Donnal shook his dark head. “Makes no sense,” he said. “He’s a good king. If he had no faith in his daughter, he’d be making plans for turning over the kingdom now. He trusts her, but he knows there’s something about her that others will dislike or discredit.”
Senneth looked at Kirra. “I don’t remember the story of an attack in Ghosenhall. Do you?”
Kirra shook her head, but both Riders said, “Yes.” Justin added, “It happened before I became a Rider, but they were all still talking about it. The day the Riders saved the princess.” He grinned. “I’ve been waiting for my own chance ever since.”
“What I found even more interesting than the king’s reaction,” said Senneth, “was the things the queen said—or didn’t say.”
“Is she a mystic?” Kirra demanded.
“Exactly.”
They all gazed at Cammon, who first looked surprised and then thoughtful. “Is she?” he repeated. “I don’t know. Not the way we are—the four of us.” He waved a hand. “But she has—there’s something about her—some kind of power. I don’t know if it’s magic. I can’t read it. I can’t tell what she can do with it. But she’s—” He shrugged. “I wouldn’t call her dangerous, precisely, but—”
“She has some kind of hold on the king,” Justin said darkly.
Cammon wrinkled his forehead. “Nooo,” he said. “I wouldn’t say that. He doesn’t seem like a man enchanted.”
Donnal gave a little snort. “A man besotted. Young woman who looks like that—” He rolled his shoulders expressively.
Cammon shook his head. “No,” he said again, “he doesn’t love her.”
They all stared at him. “You can tell something like that for certain?” Kirra demanded.
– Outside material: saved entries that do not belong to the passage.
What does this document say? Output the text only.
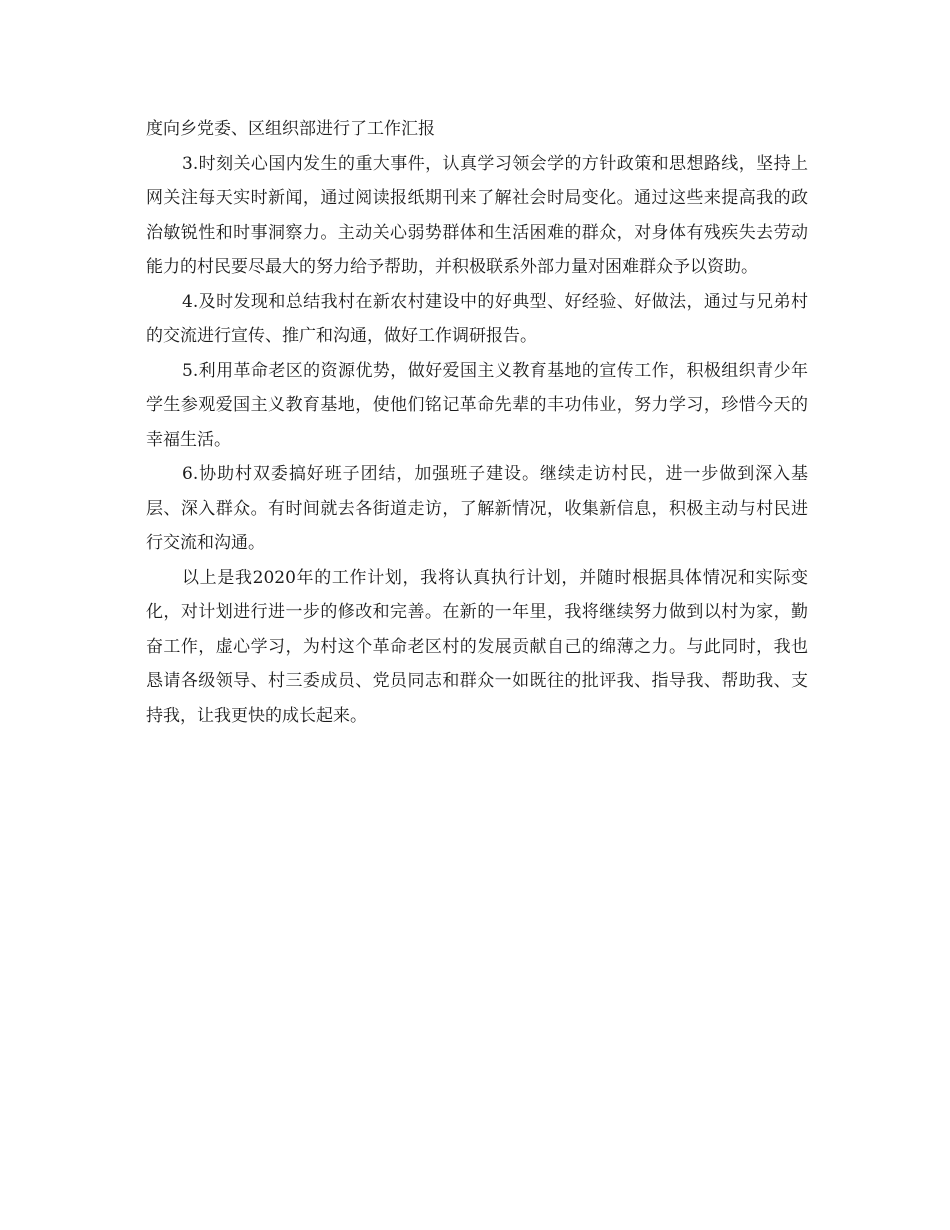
度向乡党委、区组织部进行了工作汇报

3.时刻关心国内发生的重大事件，认真学习领会学的方针政策和思想路线，坚持上网关注每天实时新闻，通过阅读报纸期刊来了解社会时局变化。通过这些来提高我的政治敏锐性和时事洞察力。主动关心弱势群体和生活困难的群众，对身体有残疾失去劳动能力的村民要尽最大的努力给予帮助，并积极联系外部力量对困难群众予以资助。

4.及时发现和总结我村在新农村建设中的好典型、好经验、好做法，通过与兄弟村的交流进行宣传、推广和沟通，做好工作调研报告。

5.利用革命老区的资源优势，做好爱国主义教育基地的宣传工作，积极组织青少年学生参观爱国主义教育基地，使他们铭记革命先辈的丰功伟业，努力学习，珍惜今天的幸福生活。

6.协助村双委搞好班子团结，加强班子建设。继续走访村民，进一步做到深入基层、深入群众。有时间就去各街道走访，了解新情况，收集新信息，积极主动与村民进行交流和沟通。

以上是我2020年的工作计划，我将认真执行计划，并随时根据具体情况和实际变化，对计划进行进一步的修改和完善。在新的一年里，我将继续努力做到以村为家，勤奋工作，虚心学习，为村这个革命老区村的发展贡献自己的绵薄之力。与此同时，我也恳请各级领导、村三委成员、党员同志和群众一如既往的批评我、指导我、帮助我、支持我，让我更快的成长起来。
Cammon nodded. “He’s not in love with her. She’s definitely not in love with him.” He shrugged.
Senneth lifted her eyes and glanced briefly at the others in the room. “So why did he marry her then?” she asked softly. “And what makes her so ‘essential’ to him?”
Tayse smiled faintly. “You’re the ones invited to the royal banquet table tonight,” he said. “Maybe you can find out.”
Cammon seemed to bounce on the balls of his feet. “How soon does the queen have to go to the banquet hall?” he asked. “Is she in the garden now, do you suppose?”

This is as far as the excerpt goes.